I like your definition *a lot*, and it surely is more formal than mine
(since mine was only a definition-by-negation, if that). However, as
we are trying to speak more precisely, we need to make distinctions
between meanings, or shades of meaning, of the very word "belief" --
more on that 10 lines below...

> In a previous message you said:
> ... I believe [handy English phrase for "I think I know"...]
> that what we "know" to be true are but fuzzy approximations ...
> This statement seems to use "belief" in a manner more consistent with my
> definition than your latest one (hence my confusion).

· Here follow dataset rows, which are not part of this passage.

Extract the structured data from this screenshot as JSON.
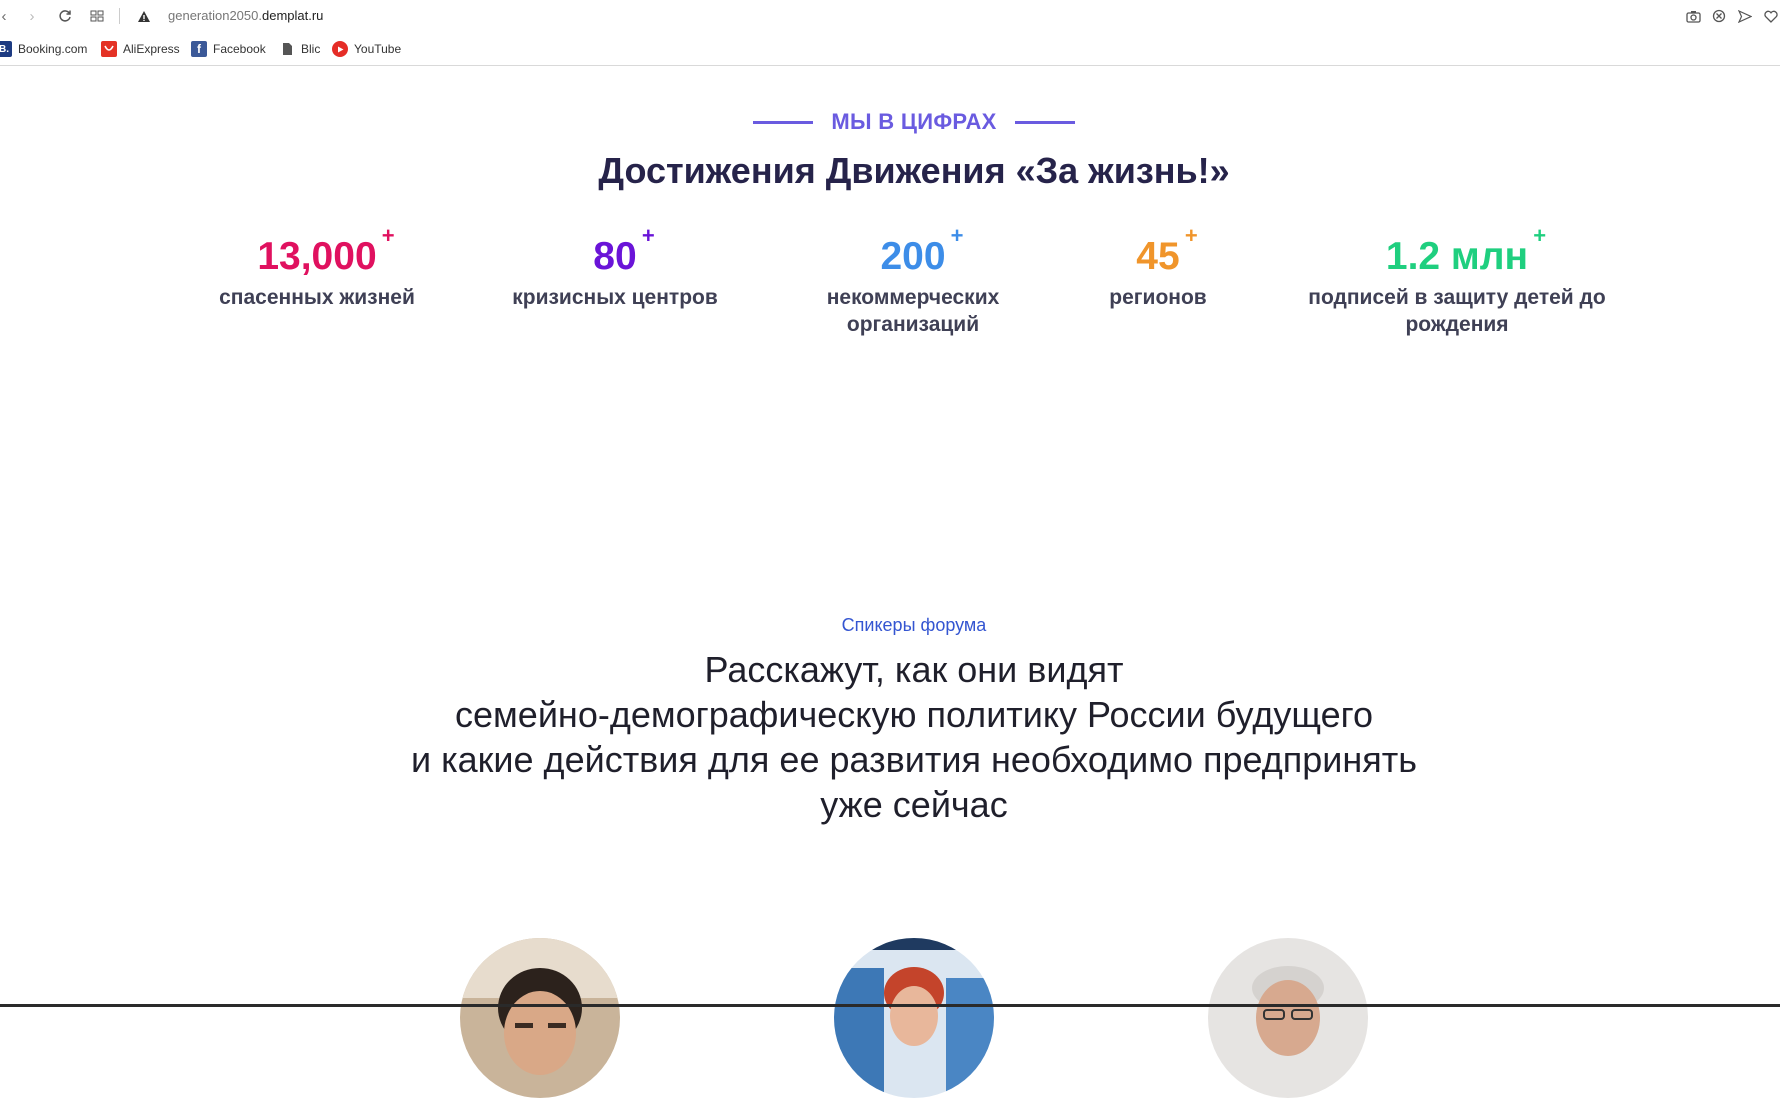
{
  "browser": {
    "url_host": "generation2050.",
    "url_domain": "demplat.ru",
    "bookmarks": [
      {
        "label": "Booking.com",
        "icon": "booking-icon"
      },
      {
        "label": "AliExpress",
        "icon": "aliexpress-icon"
      },
      {
        "label": "Facebook",
        "icon": "facebook-icon"
      },
      {
        "label": "Blic",
        "icon": "document-icon"
      },
      {
        "label": "YouTube",
        "icon": "youtube-icon"
      }
    ]
  },
  "achievements": {
    "eyebrow": "МЫ В ЦИФРАХ",
    "title": "Достижения Движения «За жизнь!»",
    "stats": [
      {
        "number": "13,000",
        "plus": "+",
        "label": "спасенных жизней",
        "color": "#e0115f"
      },
      {
        "number": "80",
        "plus": "+",
        "label": "кризисных центров",
        "color": "#6a14d8"
      },
      {
        "number": "200",
        "plus": "+",
        "label_line1": "некоммерческих",
        "label_line2": "организаций",
        "color": "#3d8de8"
      },
      {
        "number": "45",
        "plus": "+",
        "label": "регионов",
        "color": "#f0952b"
      },
      {
        "number": "1.2 млн",
        "plus": "+",
        "label_line1": "подписей в защиту детей до",
        "label_line2": "рождения",
        "color": "#1fcf7f"
      }
    ]
  },
  "speakers": {
    "eyebrow": "Спикеры форума",
    "title_line1": "Расскажут, как они видят",
    "title_line2": "семейно-демографическую политику России будущего",
    "title_line3": "и какие действия для ее развития необходимо предпринять",
    "title_line4": "уже сейчас"
  },
  "colors": {
    "accent_purple": "#6a5be0",
    "heading_dark": "#26234a",
    "link_blue": "#3455d1"
  }
}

And you were right to be confused :) because of *my* confusing use
of 'belief'! When we began talking about atheism, most of us, I think,
restricted its use to "belief in God", *not* to "belief" as in "Yes sir,
I believe this *is* Trafalgar Square we are at now." While your definition
does encompass both meanings, certain statements may be true about one
but not anout the other. (One difference may be in the likelihood we
would ascribe to each; another, harder to pinpoint, may lie in various
connotations with which our 'beliefs' are charged.)

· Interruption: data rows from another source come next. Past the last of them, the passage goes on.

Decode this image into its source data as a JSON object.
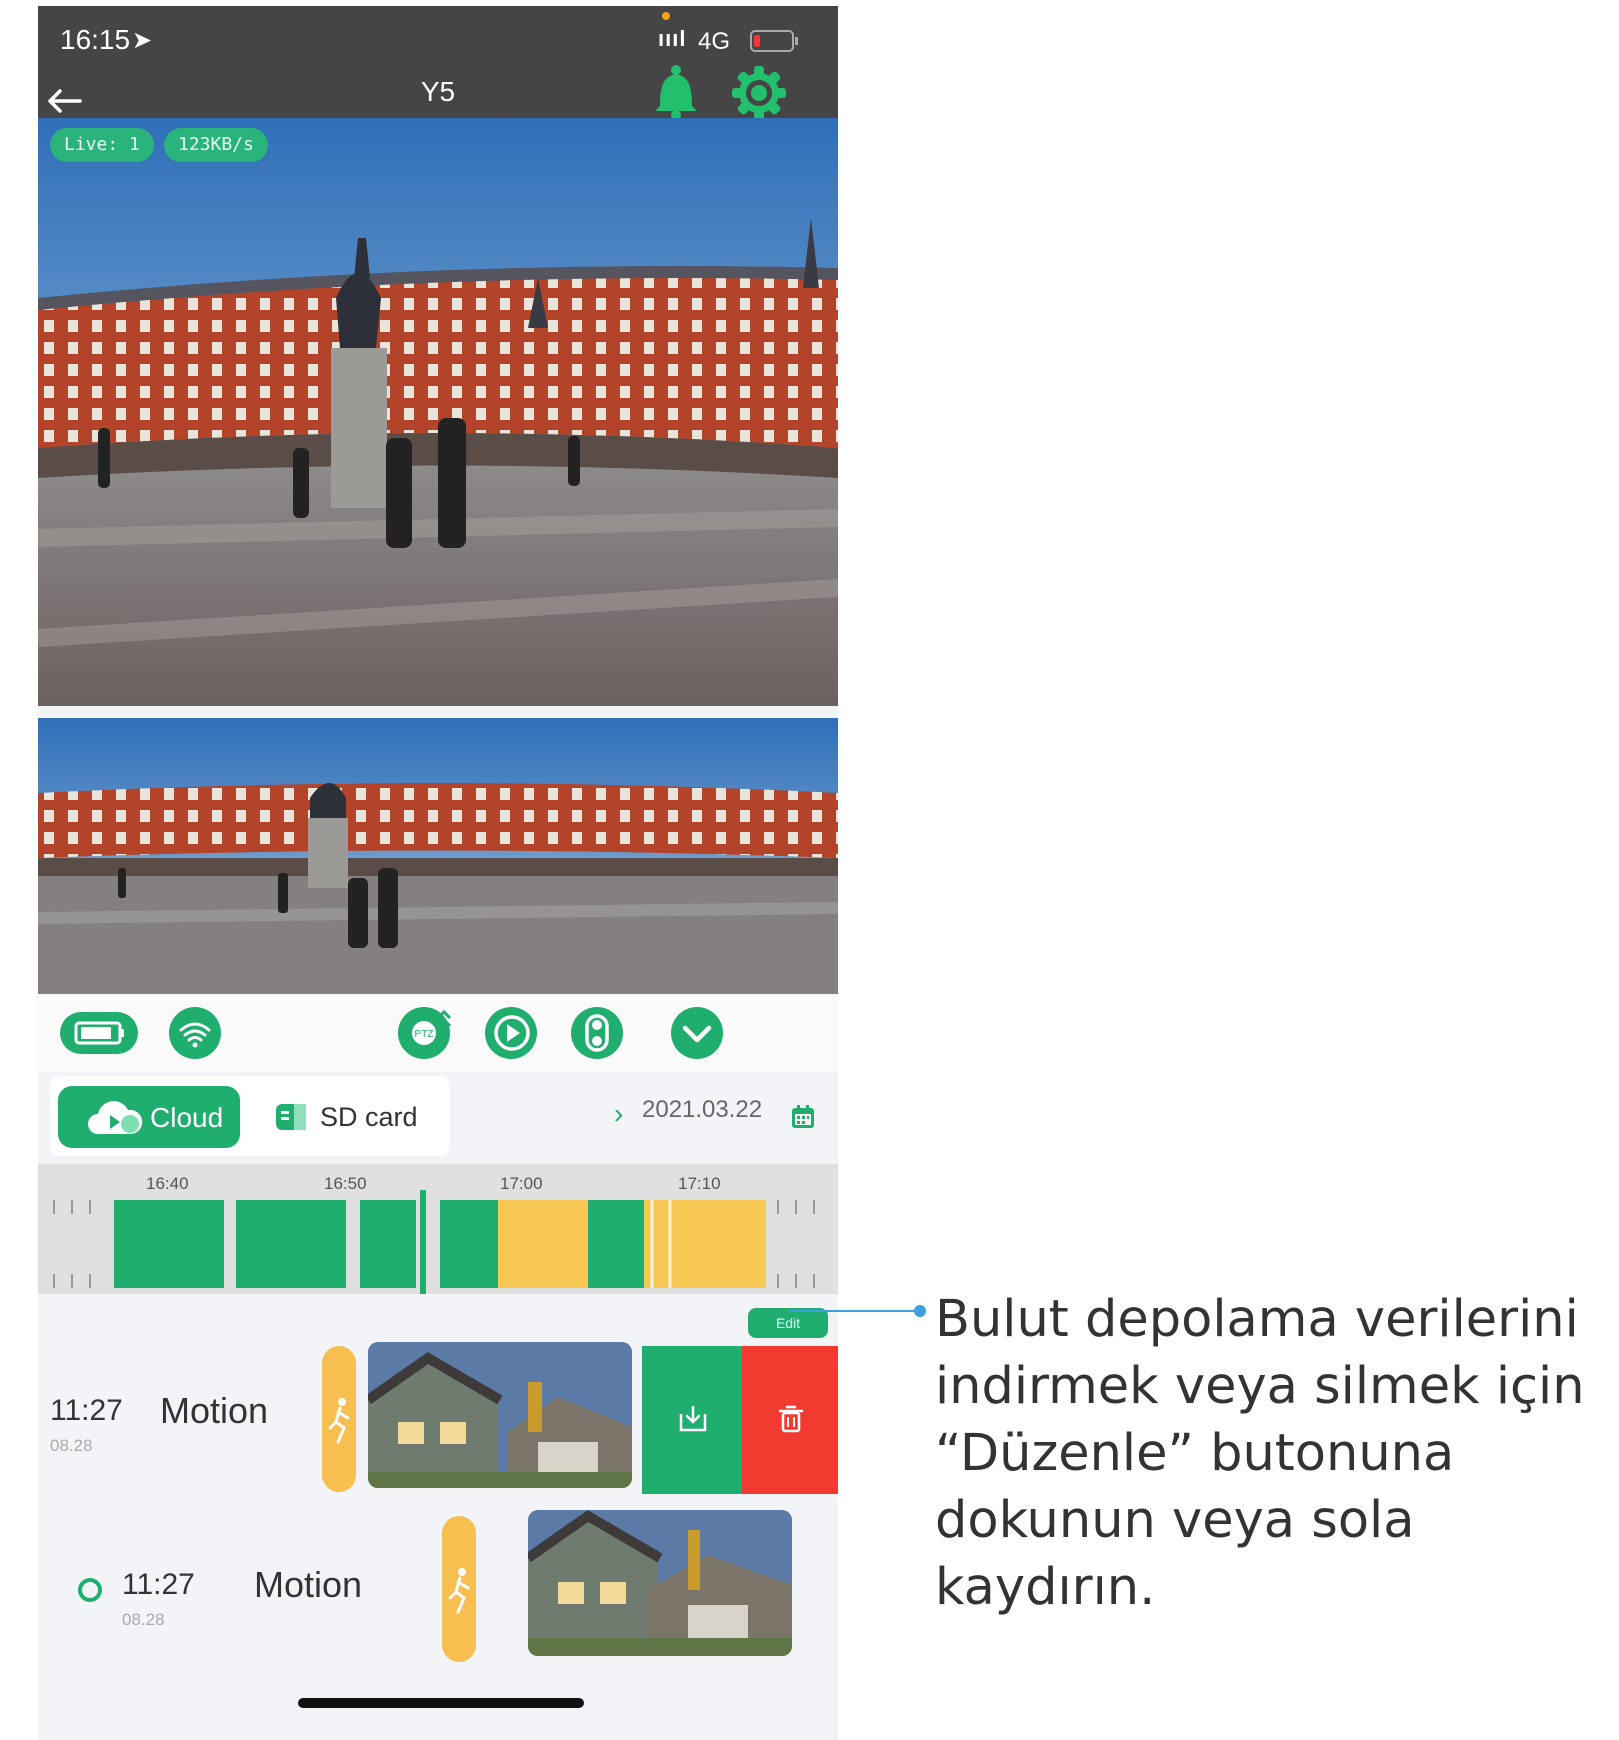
{
  "status_bar": {
    "time": "16:15",
    "network": "4G",
    "signal_glyph": "ıııl"
  },
  "header": {
    "title": "Y5"
  },
  "video": {
    "live_badge": "Live: 1",
    "speed_badge": "123KB/s"
  },
  "tabs": {
    "cloud_label": "Cloud",
    "sd_label": "SD card",
    "date": "2021.03.22"
  },
  "timeline": {
    "labels": [
      "16:40",
      "16:50",
      "17:00",
      "17:10"
    ]
  },
  "edit": {
    "label": "Edit"
  },
  "events": [
    {
      "time": "11:27",
      "date": "08.28",
      "type": "Motion"
    },
    {
      "time": "11:27",
      "date": "08.28",
      "type": "Motion"
    }
  ],
  "callout": {
    "text": "Bulut depolama verilerini indirmek veya silmek için “Düzenle” butonuna dokunun veya sola kaydırın."
  },
  "colors": {
    "accent": "#1fae6e",
    "warning": "#f7bf50",
    "delete": "#f23b30",
    "header_bg": "#454545"
  }
}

But I have to admit that my own confusion runs deeper. I still
find it valid to distinguish between belief (in the "strong" sense,
as in "belief in God") and knowledge. I think we could see the
difference if we tried to imagine that God's existence was proven,
that we had unshakeable evidence for it -- and then imagined how
this would change our lives, private and social. I think it would,
immensely, though the details deserve a separate thread... First
of all, we would no longer have an option, a choice -- and perhaps therein
lies the greatest difference: belief is a matter of choice (under
normal conditions, ie you haven't been brainwashed, you're open-minded
enough to at lrast consider dissenting voices, etc) -- but knowledge
is not optional. (Which doesn't mean you cannot behave as if the knowledge
was false or invalid -- you could, but the knowledge remains and you're
behaving "irrationally", for better or worse.)

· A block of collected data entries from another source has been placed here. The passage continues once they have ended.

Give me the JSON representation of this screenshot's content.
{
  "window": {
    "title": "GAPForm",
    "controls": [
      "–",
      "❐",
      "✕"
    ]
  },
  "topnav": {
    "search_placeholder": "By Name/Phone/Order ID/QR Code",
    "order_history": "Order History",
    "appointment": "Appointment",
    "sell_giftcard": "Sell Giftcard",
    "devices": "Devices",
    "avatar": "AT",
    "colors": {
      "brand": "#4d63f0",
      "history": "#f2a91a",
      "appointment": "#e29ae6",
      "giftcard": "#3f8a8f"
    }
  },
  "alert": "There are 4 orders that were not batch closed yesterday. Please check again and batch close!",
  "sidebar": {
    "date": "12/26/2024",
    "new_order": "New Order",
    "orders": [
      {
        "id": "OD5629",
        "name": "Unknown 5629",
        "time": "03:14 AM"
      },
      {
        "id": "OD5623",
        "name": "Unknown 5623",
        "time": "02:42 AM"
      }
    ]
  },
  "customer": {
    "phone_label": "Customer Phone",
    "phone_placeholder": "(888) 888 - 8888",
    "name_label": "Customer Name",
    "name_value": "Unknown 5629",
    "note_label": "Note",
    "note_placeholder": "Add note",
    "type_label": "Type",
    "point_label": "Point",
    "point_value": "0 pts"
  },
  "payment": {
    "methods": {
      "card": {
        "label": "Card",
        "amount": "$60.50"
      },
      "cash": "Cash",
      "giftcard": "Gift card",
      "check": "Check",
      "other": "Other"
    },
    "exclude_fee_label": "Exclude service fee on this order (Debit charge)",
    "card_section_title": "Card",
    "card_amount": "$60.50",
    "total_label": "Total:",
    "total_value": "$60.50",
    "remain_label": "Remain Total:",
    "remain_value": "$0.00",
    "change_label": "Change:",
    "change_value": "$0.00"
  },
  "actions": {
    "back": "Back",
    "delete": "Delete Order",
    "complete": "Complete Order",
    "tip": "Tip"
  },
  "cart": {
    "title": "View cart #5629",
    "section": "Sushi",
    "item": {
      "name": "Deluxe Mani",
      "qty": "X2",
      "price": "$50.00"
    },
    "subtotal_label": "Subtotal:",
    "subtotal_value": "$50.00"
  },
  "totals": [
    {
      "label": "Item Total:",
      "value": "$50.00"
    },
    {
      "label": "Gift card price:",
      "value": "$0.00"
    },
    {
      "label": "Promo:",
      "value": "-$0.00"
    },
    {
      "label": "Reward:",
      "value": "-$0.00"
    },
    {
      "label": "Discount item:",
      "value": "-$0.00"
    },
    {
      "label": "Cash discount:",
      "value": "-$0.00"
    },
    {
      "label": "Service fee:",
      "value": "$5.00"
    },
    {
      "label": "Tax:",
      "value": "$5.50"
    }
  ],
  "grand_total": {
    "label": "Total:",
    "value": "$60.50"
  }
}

At the same time, I *also* feel that there is no KNOWLEDGE possible,
meaning: no absolutely certain knowledge. I developed this idea in
one of my recent posts and no-one hit me for it then (I thought
someone would :) -- I'd be glad to debate it further. Basically,
it seems to me that everything we "know" is ultimately based on
something which is taken for granted, an axiom -- no matter how sensible
it may appear -- plus our scientific knowledge has often been very
mistaken. This is not to denigrate science, which, as far as I can tell,
has embraced the concept of incompleteness -- it is always open for
corrections, and always but an approximation. (An unsubtle example:
we used to present atoms as little 'solar systems', knowing they
are not *really* 'solar systems' -- but that it was a workable model,
a level of approximation.) So I thought we could legitimately say that
all knowledge is, at the last instance, belief, too. Hence
my above distinction gets blown to dust.

Here's how I think the two above paragraphs might be reconcilliated:
There exist two systems of belief. (Could anyone suggest a
different word for this? This is becoming the third usage of
'belief' in this one single post.) One of them we call knowledge and
it is based on the observation of the phenomena in our universe (and
relations between them) and on 'rational' thinking (binary logic,
true-false). The other system of beliefs (religious beliefs) are
based on <fill in the blank> (transrational experience? observation
of phenomena 'knowledge' fails to address or sufficiently (for the rational
mind) explain? divine inspiration?) Ultimately all is belief in the sense
that absolute, final knowledge is unattainable; but these two paradigms
-- the 'scientific' and the 'religious' -- behave in radically different

Maybe the very capacity for belief would be useless, evolutionally
speaking, if Final Truth was within human grasp?